2/22 DOT Comments On Future of 5.9 GHz Band
New America's Open Technology Institute submitted comments at the Department of Transportation ("Department") responding to a request for comment on what the agency should do regarding the 5.9 GHz band and its impact on "vehicle-to-everything" services. OTI urged the Department to continue to seek a technology-neutral solution for the 5.9 GHz band to avoid policies that are limited to any one technology that may end up being outdated in the near future. OTI further argued that the Department should allocate the minimum amount of spectrum necessary to ensure public safety is protected, and then defer to the Federal Communications Commission to allocate the rest of the spectrum, which would follow the recent history of spectrum allocation. Finally, OTI highlighted the importance Wi-Fi plays to the U.S. economy and various industries. Available below is a summary of the comments:
The Open Technology Institute at New America ("OTI") is pleased to respond to the Department of Transportation ("Department") Request for Comment on V2X Communications. OTI applauds the Department for rethinking its approach to V2X safety signaling. Since 2013, OTI has actively participated in the Federal Communications Commission‘s still-pending 5 GHz rulemaking that proposed authorizing more intensive, shared use of the 5.9 GHz band by low-power unlicensed devices, a band that remains almost entirely unused after nearly two decades.
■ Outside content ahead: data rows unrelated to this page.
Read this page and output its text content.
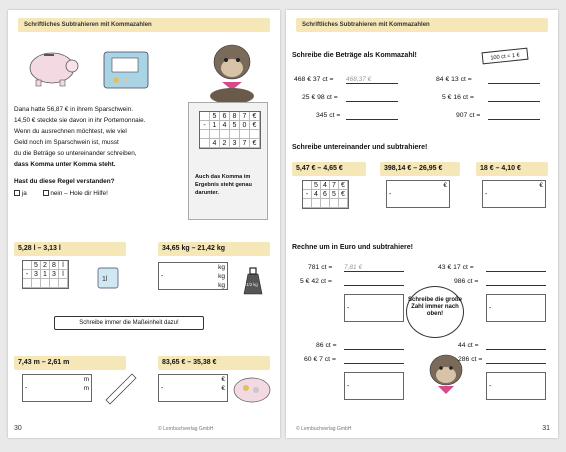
Schriftliches Subtrahieren mit Kommazahlen
Dana hatte 56,87 € in ihrem Sparschwein.
14,50 € steckte sie davon in ihr Portemonnaie.
Wenn du ausrechnen möchtest, wie viel
Geld noch im Sparschwein ist, musst
du die Beträge so untereinander schreiben,
dass Komma unter Komma steht.
5 6 8 7 €
- 1 4 5 0 €
4 2 3 7 €
Auch das Komma im Ergebnis steht genau darunter.
Hast du diese Regel verstanden?
ja	nein – Hole dir Hilfe!
5,28 l – 3,13 l
5 2 8 l
- 3 1 3 l
1l
34,65 kg – 21,42 kg
-
kg
kg
kg	21/2 kg
Schreibe immer die Maßeinheit dazu!
7,43 m – 2,61 m
-
m
m
83,65 € – 35,38 €
-
€
€
30	© Lernbuchverlag GmbH
Schriftliches Subtrahieren mit Kommazahlen
Schreibe die Beträge als Kommazahl!	100 ct = 1 €
468 € 37 ct = 468,37 €
25 € 98 ct =
345 ct =
84 € 13 ct =
5 € 16 ct =
907 ct =
Schreibe untereinander und subtrahiere!
5,47 € – 4,65 €
5 4 7 €
- 4 6 5 €
398,14 € – 26,95 €
-
€
18 € – 4,10 €
-
€
Rechne um in Euro und subtrahiere!
781 ct = 7,81 €
5 € 42 ct =
-
43 € 17 ct =
986 ct =
-
Schreibe die große Zahl immer nach oben!
86 ct =
60 € 7 ct =
-
44 ct =
286 ct =
-
31
© Lernbuchverlag GmbH
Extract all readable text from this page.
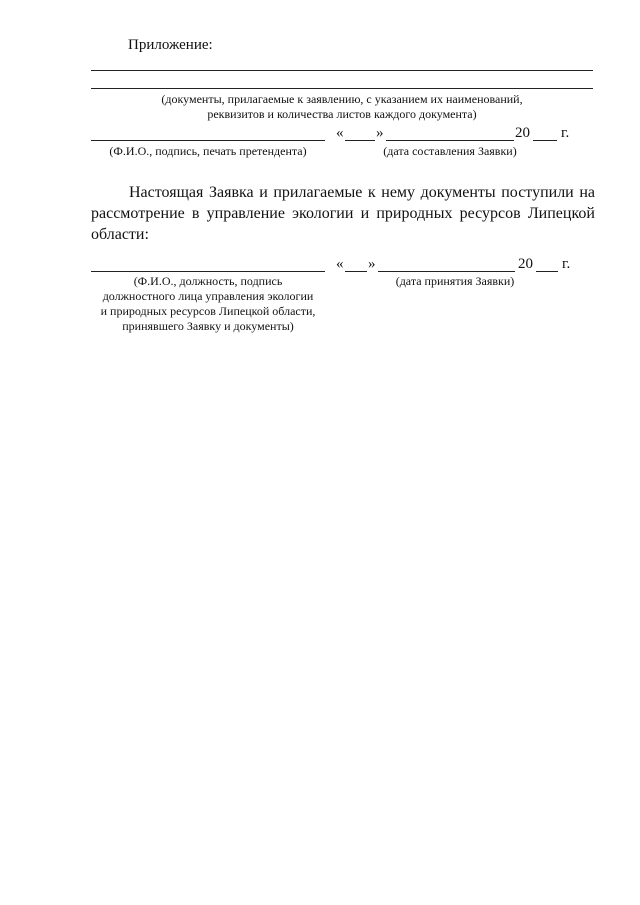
Приложение:
(документы, прилагаемые к заявлению, с указанием их наименований,
реквизитов и количества листов каждого документа)
« »	20 г.
(Ф.И.О., подпись, печать претендента)	(дата составления Заявки)
Настоящая Заявка и прилагаемые к нему документы поступили на рассмотрение в управление экологии и природных ресурсов Липецкой области:
« »	20 г.
(Ф.И.О., должность, подпись
должностного лица управления экологии
и природных ресурсов Липецкой области,
принявшего Заявку и документы)
(дата принятия Заявки)
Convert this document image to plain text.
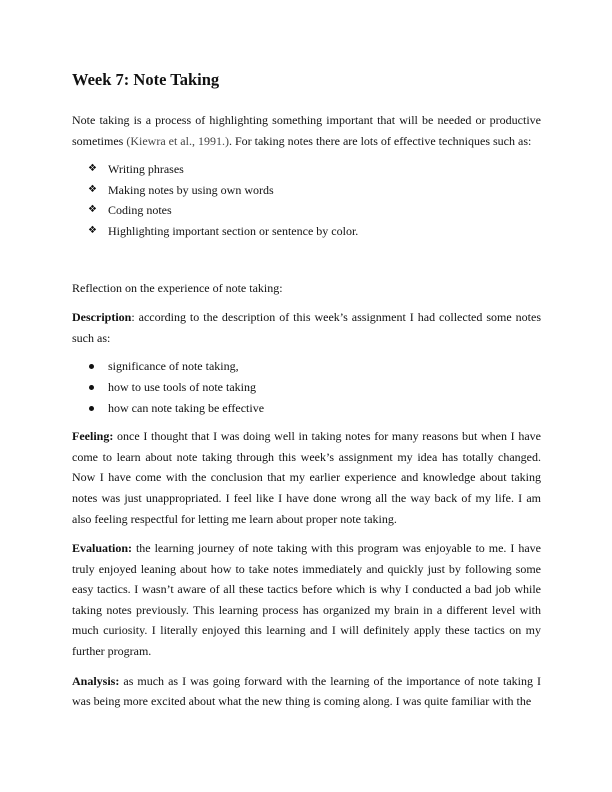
Week 7: Note Taking

Note taking is a process of highlighting something important that will be needed or productive sometimes (Kiewra et al., 1991.). For taking notes there are lots of effective techniques such as:

❖ Writing phrases
❖ Making notes by using own words
❖ Coding notes
❖ Highlighting important section or sentence by color.

Reflection on the experience of note taking:

Description: according to the description of this week’s assignment I had collected some notes such as:

significance of note taking,
how to use tools of note taking
how can note taking be effective

Feeling: once I thought that I was doing well in taking notes for many reasons but when I have come to learn about note taking through this week’s assignment my idea has totally changed. Now I have come with the conclusion that my earlier experience and knowledge about taking notes was just unappropriated. I feel like I have done wrong all the way back of my life. I am also feeling respectful for letting me learn about proper note taking.

Evaluation: the learning journey of note taking with this program was enjoyable to me. I have truly enjoyed leaning about how to take notes immediately and quickly just by following some easy tactics. I wasn’t aware of all these tactics before which is why I conducted a bad job while taking notes previously. This learning process has organized my brain in a different level with much curiosity. I literally enjoyed this learning and I will definitely apply these tactics on my further program.

Analysis: as much as I was going forward with the learning of the importance of note taking I was being more excited about what the new thing is coming along. I was quite familiar with the
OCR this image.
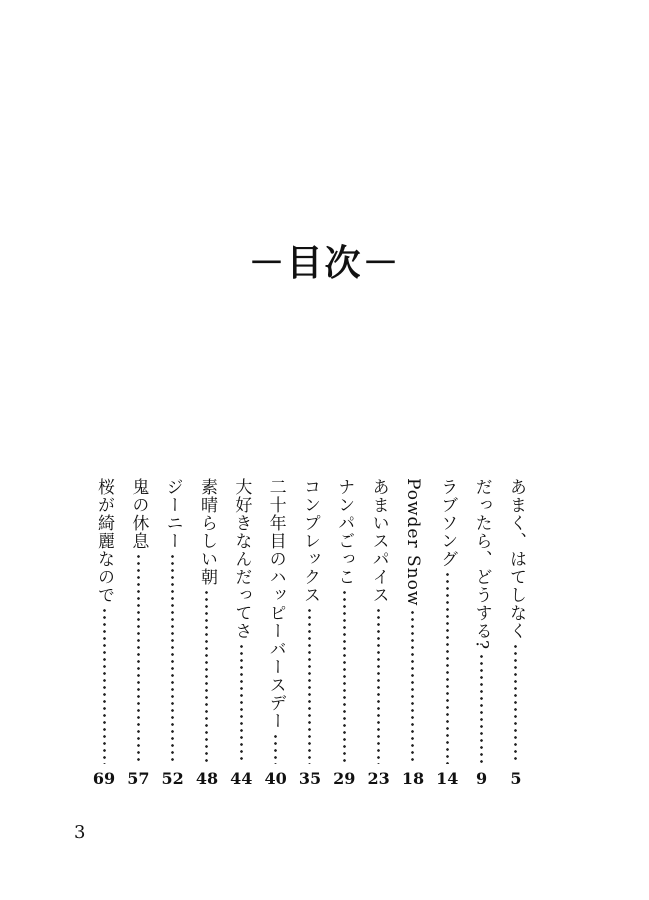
－目次－
あまく、はてしなく
5
だったら、どうする?
9
ラブソング
14
Powder Snow
18
あまいスパイス
23
ナンパごっこ
29
コンプレックス
35
二十年目のハッピーバースデー
40
大好きなんだってさ
44
素晴らしい朝
48
ジーニー
52
鬼の休息
57
桜が綺麗なので
69
3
OTI strongly agrees that the Department‘s position on V2X communications in the 5.9 GHz band should be technology-neutral and market-driven. To clarify the Administration‘s commitment to a technology-neutral and more deregulatory approach, OTI urges the Department to officially abandon the DSRC mandate, which would be outdated long before it could be effective (15 to 20 or more years from now) and extraordinarily costly to implement. The steady trend toward vehicle connectivity as an application on emerging general purpose 5G mobile networks suggests that to the extent V2X radio communications is necessary for auto safety, it will be more rapidly and economically adopted as an application, or "slice," of those cellular networks. No separate network or technology mandate is necessary.
The Department should also cooperate with the Federal Communications Commission ("FCC") to reconsider how much spectrum is needed for exclusive allocation to real-time road and vehicle safety signaling and whether, if Cellular V2X ("C-V2X") is the future of vehicle connectivity, some other band should be dedicated to serve that purpose. The European Union has continued to allocate 30 megahertz for V2X safety signaling, which is all that is necessary to successfully deploy real-time V2X safety applications even if DSRC and C-V2X are allowed to compete and potentially coexist on the band (as 5GAA has proposed for Europe).
Moreover, while the Department must certainly seek to ensure a sufficient amount of spectrum is available to achieve its goals for V2X safety signaling, it should also acknowledge that the FCC is the expert agency in the best position to determine the optimal allocation and balance between competing public interest communications goals. Today, 20 years after the allocation of the 5.9 GHz band for Intelligent Transportation Services that have never been deployed (and are now overtaken by general purpose networks and devices), the reality is the band has an immense economic and social value to virtually every American consumer and business as the spectrum bridge necessary to create wide contiguous channels necessary for gigabit-fast Wi-Fi. OTI therefore urges the Department to maintain an open mind with respect to relocating V2X safety communications to a band that may have both better propagation and better integration with the commercial 5G networks that are the future of car connectivity.
Since the entire 75 megahertz in the band is not needed to protect public safety, the Department should defer to core principles of modern spectrum management, principles the FCC has reiterated for more than 15 years, which maintain that exclusive allocations of this nature should be strictly limited to the amount of spectrum necessary to achieve the government‘s compelling public interest purpose. In this context, the public safety application is real-time V2X signaling, not auto industry use of the band for commercial or other purposes that could be achieved using shared spectrum. The Department should determine the number and size of spectrum channels necessary for real-time safety signaling and then defer to the FCC to allocate the appropriate spectrum, while ensuring an optimal use of the 5.9 GHz band.